Friday, November 08, 2013

Cookbook Review - Kitchen Pantry Cookbook

I love reviewing cookbooks, especially when they prove to be endlessly useful. Like this one, Erin Coopey's The Kitchen Pantry Cookbook: Make Your Own Condiments and Essentials. Every recipe in the book makes a pantry staple, from Dijon mustard to chicken stock to ketchup. With this book and some raw ingredients, one can make pretty much any condiment, even Thousand Island Dressing, that tastes as good or better than store-bought...and without high fructose corn syrup, preservatives, or other additives.

The book's intro emphasizes the importance of knowing where food comes from and how its grown. GMOs are everywhere, and especially in processed foods. Avoid them by buying the most basic items (like eggs for mayo), make sure as many of them are fresh as can be, and create your own pickles and vinaigrettes. Sure, home-made products won't last as long as store-bought, especially since the recipes in this book are for single-batch, eat in a couple weeks, un-preserved foods. But you'll feel better. And they'll probably taste better, too.

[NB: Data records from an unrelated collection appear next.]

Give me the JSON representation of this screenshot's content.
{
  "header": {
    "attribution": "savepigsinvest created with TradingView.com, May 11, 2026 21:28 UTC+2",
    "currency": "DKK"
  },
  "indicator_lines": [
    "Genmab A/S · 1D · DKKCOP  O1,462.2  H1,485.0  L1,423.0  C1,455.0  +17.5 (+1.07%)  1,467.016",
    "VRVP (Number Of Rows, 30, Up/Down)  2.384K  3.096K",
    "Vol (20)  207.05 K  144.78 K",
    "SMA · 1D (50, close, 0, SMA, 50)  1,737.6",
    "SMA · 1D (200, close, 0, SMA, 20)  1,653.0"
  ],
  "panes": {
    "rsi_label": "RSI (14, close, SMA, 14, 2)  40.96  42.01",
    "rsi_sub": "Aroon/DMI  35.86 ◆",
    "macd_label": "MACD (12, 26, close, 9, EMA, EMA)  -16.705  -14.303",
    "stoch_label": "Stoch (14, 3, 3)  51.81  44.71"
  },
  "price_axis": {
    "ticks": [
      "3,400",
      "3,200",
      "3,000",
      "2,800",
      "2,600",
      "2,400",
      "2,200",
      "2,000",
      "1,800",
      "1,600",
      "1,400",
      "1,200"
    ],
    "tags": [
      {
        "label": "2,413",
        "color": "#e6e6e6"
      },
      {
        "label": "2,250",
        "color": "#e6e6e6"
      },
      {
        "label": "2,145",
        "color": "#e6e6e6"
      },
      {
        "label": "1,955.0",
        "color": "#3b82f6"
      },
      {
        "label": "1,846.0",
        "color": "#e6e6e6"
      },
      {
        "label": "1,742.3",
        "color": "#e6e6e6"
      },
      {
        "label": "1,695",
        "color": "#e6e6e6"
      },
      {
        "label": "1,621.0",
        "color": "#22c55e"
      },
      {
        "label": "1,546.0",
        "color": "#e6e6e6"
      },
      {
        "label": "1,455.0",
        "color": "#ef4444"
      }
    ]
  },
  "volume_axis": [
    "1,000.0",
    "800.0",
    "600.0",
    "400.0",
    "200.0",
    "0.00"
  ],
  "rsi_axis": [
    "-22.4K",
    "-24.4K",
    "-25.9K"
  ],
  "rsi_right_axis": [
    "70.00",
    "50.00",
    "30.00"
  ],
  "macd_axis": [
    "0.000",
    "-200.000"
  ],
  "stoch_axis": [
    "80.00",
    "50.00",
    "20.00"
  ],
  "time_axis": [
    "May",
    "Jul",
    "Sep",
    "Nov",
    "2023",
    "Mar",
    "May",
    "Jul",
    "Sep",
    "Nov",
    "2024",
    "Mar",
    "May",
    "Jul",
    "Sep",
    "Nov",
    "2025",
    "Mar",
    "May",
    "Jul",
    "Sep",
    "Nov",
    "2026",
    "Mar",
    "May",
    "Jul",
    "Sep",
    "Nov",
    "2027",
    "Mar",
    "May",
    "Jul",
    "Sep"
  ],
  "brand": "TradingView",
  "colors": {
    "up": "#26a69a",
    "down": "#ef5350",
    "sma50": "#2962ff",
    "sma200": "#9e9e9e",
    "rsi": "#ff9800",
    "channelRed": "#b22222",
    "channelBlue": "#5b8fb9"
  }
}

Sometimes Neal and I like a little French dressing on our salad. Yes, real French dressing is just vinaigrette and not neon orange glop, but neon orange glop tastes good. Especially when it's home-made. So I tried the French dressing recipe from The Kitchen Pantry Cookbook. And it was terrific - and terrifically easy to make. Just mix sugar and some spices, add ketchup, oil, and mayonnaise, and voila! A tasty dressing that's much less-expensive than pre-made stuff from the supermarket, and if you use home-made ketchup and mayonnaise, much healthier, too, as you know it won't have corn syrup and whatnot.

I made half a batch of the creamy French version, which ended up being almost two full cups. It was delicious on a simple salad of tomatoes and avocado.

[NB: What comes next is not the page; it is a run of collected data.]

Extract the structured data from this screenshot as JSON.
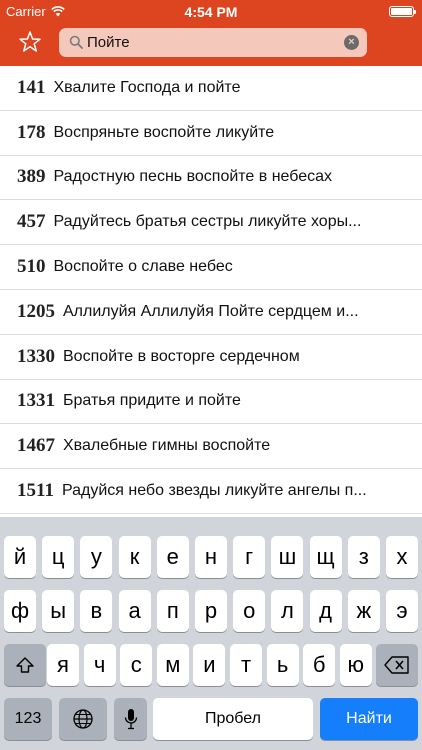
{
  "status_bar": {
    "carrier": "Carrier",
    "time": "4:54 PM",
    "battery_level": 1.0
  },
  "header": {
    "favorites_icon": "star-outline-icon",
    "search": {
      "value": "Пойте",
      "search_icon": "magnifier-icon",
      "clear_icon": "clear-x-icon"
    }
  },
  "results": [
    {
      "number": "141",
      "title": "Хвалите Господа и пойте"
    },
    {
      "number": "178",
      "title": "Воспряньте воспойте ликуйте"
    },
    {
      "number": "389",
      "title": "Радостную песнь воспойте в небесах"
    },
    {
      "number": "457",
      "title": "Радуйтесь братья сестры ликуйте хоры..."
    },
    {
      "number": "510",
      "title": "Воспойте о славе небес"
    },
    {
      "number": "1205",
      "title": "Аллилуйя Аллилуйя Пойте сердцем и..."
    },
    {
      "number": "1330",
      "title": "Воспойте в восторге сердечном"
    },
    {
      "number": "1331",
      "title": "Братья придите и пойте"
    },
    {
      "number": "1467",
      "title": "Хвалебные гимны воспойте"
    },
    {
      "number": "1511",
      "title": "Радуйся небо звезды ликуйте ангелы п..."
    }
  ],
  "keyboard": {
    "row1": [
      "й",
      "ц",
      "у",
      "к",
      "е",
      "н",
      "г",
      "ш",
      "щ",
      "з",
      "х"
    ],
    "row2": [
      "ф",
      "ы",
      "в",
      "а",
      "п",
      "р",
      "о",
      "л",
      "д",
      "ж",
      "э"
    ],
    "row3": [
      "я",
      "ч",
      "с",
      "м",
      "и",
      "т",
      "ь",
      "б",
      "ю"
    ],
    "numbers_label": "123",
    "space_label": "Пробел",
    "go_label": "Найти",
    "shift_icon": "shift-arrow-icon",
    "delete_icon": "backspace-icon",
    "globe_icon": "globe-icon",
    "mic_icon": "microphone-icon"
  }
}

I have a feeling I'll be getting a lot of use out of this book, especially as I like to make my own condiments anyway. Now I need to procure large quantities of mustard seed so I can make one or more of the mustard variants in the book (ballpark, Dijon, honey). Homemade mustard might just be a great gift, too, and Christmas is right around the corner....

* Any products in this post that are mentioned by name may have been provided to Minxeats by the manufacturer. However, all opinions belong to Minxeats.